Es violento también cómo las corporaciones tratan, hoy en día, a sus trabajadores directos y, principalmente, a los indirectos. La esclavitud, abolida desde hace mucho tiempo en el mundo, sigue prevaleciendo y agravándose en las regiones que abastecen a las grandes corporaciones con sus materias primas; por ejemplo, en las vastas plantaciones de monocultivo de palma aceitera en Malasia e Indonesia, principales países productores.

Es violento cómo las grandes corporaciones no aceptan limites a sus actividades que son cada vez más globalizadas, pretenden el libre comercio, lo que significa una gran ventaja para aumentar aún más sus beneficios. Y como controladores del mercado, pueden sacar aún más provecho. Las corporaciones buscan garantizar sus intereses en espacios clave como la Organización Mundial del Comercio (OMC), que se reunió recientemente en Bali, Indonesia.

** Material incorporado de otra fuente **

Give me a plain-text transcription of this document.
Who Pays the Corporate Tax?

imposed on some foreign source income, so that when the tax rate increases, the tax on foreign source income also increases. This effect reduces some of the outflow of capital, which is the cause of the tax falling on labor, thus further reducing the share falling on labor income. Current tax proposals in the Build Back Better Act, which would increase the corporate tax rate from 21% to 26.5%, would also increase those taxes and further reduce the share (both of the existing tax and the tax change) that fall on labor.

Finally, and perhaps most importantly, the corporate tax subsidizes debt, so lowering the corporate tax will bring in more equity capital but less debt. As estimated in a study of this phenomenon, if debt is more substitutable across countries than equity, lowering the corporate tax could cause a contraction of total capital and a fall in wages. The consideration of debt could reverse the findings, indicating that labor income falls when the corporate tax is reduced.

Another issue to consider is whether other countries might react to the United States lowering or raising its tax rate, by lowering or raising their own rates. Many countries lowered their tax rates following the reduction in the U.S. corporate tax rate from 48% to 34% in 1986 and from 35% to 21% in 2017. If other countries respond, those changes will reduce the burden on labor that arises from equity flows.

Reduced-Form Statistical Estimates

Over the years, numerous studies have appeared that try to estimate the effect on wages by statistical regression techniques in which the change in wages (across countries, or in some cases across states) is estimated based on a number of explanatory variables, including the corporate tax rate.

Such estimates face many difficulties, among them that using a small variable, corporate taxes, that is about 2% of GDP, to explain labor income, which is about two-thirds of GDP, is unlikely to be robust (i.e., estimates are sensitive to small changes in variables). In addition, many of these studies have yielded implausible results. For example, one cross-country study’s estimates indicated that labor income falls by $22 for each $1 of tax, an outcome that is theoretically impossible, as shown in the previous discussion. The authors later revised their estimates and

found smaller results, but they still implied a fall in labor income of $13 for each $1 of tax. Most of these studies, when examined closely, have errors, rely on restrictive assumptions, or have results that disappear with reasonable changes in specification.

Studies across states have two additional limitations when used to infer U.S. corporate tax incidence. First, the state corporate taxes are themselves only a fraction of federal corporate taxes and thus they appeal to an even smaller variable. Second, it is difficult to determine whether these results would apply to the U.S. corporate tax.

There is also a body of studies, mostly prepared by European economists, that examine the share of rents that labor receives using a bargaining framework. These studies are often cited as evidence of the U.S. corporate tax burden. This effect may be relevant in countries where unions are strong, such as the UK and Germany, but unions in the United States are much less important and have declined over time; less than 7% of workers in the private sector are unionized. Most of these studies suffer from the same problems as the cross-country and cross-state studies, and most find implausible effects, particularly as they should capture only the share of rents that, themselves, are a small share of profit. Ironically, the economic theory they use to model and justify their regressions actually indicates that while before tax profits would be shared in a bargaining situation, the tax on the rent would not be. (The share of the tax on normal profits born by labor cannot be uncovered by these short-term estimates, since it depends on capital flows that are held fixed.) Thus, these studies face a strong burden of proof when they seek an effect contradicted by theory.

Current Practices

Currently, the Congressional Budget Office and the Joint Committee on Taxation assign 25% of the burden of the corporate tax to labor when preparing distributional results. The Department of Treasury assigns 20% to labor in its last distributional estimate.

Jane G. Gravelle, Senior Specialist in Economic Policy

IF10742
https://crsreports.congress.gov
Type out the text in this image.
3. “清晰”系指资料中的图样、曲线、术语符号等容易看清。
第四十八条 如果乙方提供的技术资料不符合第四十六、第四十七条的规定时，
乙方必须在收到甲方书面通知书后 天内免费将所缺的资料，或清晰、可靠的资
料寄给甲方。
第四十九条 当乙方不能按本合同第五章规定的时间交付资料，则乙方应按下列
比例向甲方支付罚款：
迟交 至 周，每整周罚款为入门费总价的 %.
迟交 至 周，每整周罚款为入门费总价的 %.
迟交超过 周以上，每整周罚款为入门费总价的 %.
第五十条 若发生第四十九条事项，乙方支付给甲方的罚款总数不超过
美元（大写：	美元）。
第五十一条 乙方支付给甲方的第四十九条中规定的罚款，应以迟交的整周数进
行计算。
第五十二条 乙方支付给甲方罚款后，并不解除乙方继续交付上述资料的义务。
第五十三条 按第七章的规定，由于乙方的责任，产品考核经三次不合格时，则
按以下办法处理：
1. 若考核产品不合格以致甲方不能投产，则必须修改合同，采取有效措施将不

Es violento inclusive cuando las grandes empresas adoptan un discurso de “sustentabilidad” de la madera tropical, como proveniente del “manejo forestal sustentable”, porque ello agrava la devastación gradual de los bosques tropicales, destruyendo el futuro de las comunidades que dependen de dichos bosques para desarrollar sus formas de vida. Pero sus únicos objetivos son aumentar los beneficios e incentivar el consumo de productos de lujo, innecesarios.

Con seguridad, es de suma importancia seguir luchando para que nuestros gobiernos, e incluso la ONU, garanticen los derechos humanos fundamentales, dando énfasis especial a la lucha incesante de Via Campesina en estos últimos años para garantizar la aprobación de una declaración de la ONU sobre los derechos de los campesinos- lo que merece el apoyo de todos a todas.

Al mismo tiempo, es necesario reconocer que las grandes corporaciones, por la lógica del propio sistema capitalista, buscan acumular, especular y obtener cada vez más beneficios. Las grandes corporaciones son la mayor expresión de un sistema intrínsecamente injusto y explotador. Buscan abrir cada vez más mercados, inclusive relacionados con la “sustentabilidad” a través de los “certificados de sustentabilidad”, las “políticas de responsabilidad social y ambiental” o los “códigos de ética”. No aceptan reglas obligatorias, por eso siempre defienden los sistemas voluntarios, porque en la lógica del capital los mercados no pueden imponer barreras al libre comercio para las corporaciones, también en el negocio de la “sustentabilidad”.

Sin cambios a nivel global para restringir drásticamente la acción de las grandes corporaciones, presenciaremos la continua privatización de tierras y bosques por parte del poder corporativo, y las múltiples violaciones de derechos no cesarán. Vale la pena centrar los esfuerzos con el objetivo de responsabilizar a las corporaciones por sus violaciones actuales e históricas.

Hacemos un llamamiento al apoyo y a la integración de la Campaña para Desmantelar el Poder Corporativo y dar fin a la Impunidad que hoy rige la acción de las Corporaciones. Los Derechos Humanos no combinan con las corporaciones; combinan con un sistema económico basado en la solidaridad, en la soberanía alimenticia, en la justicia social y ambiental.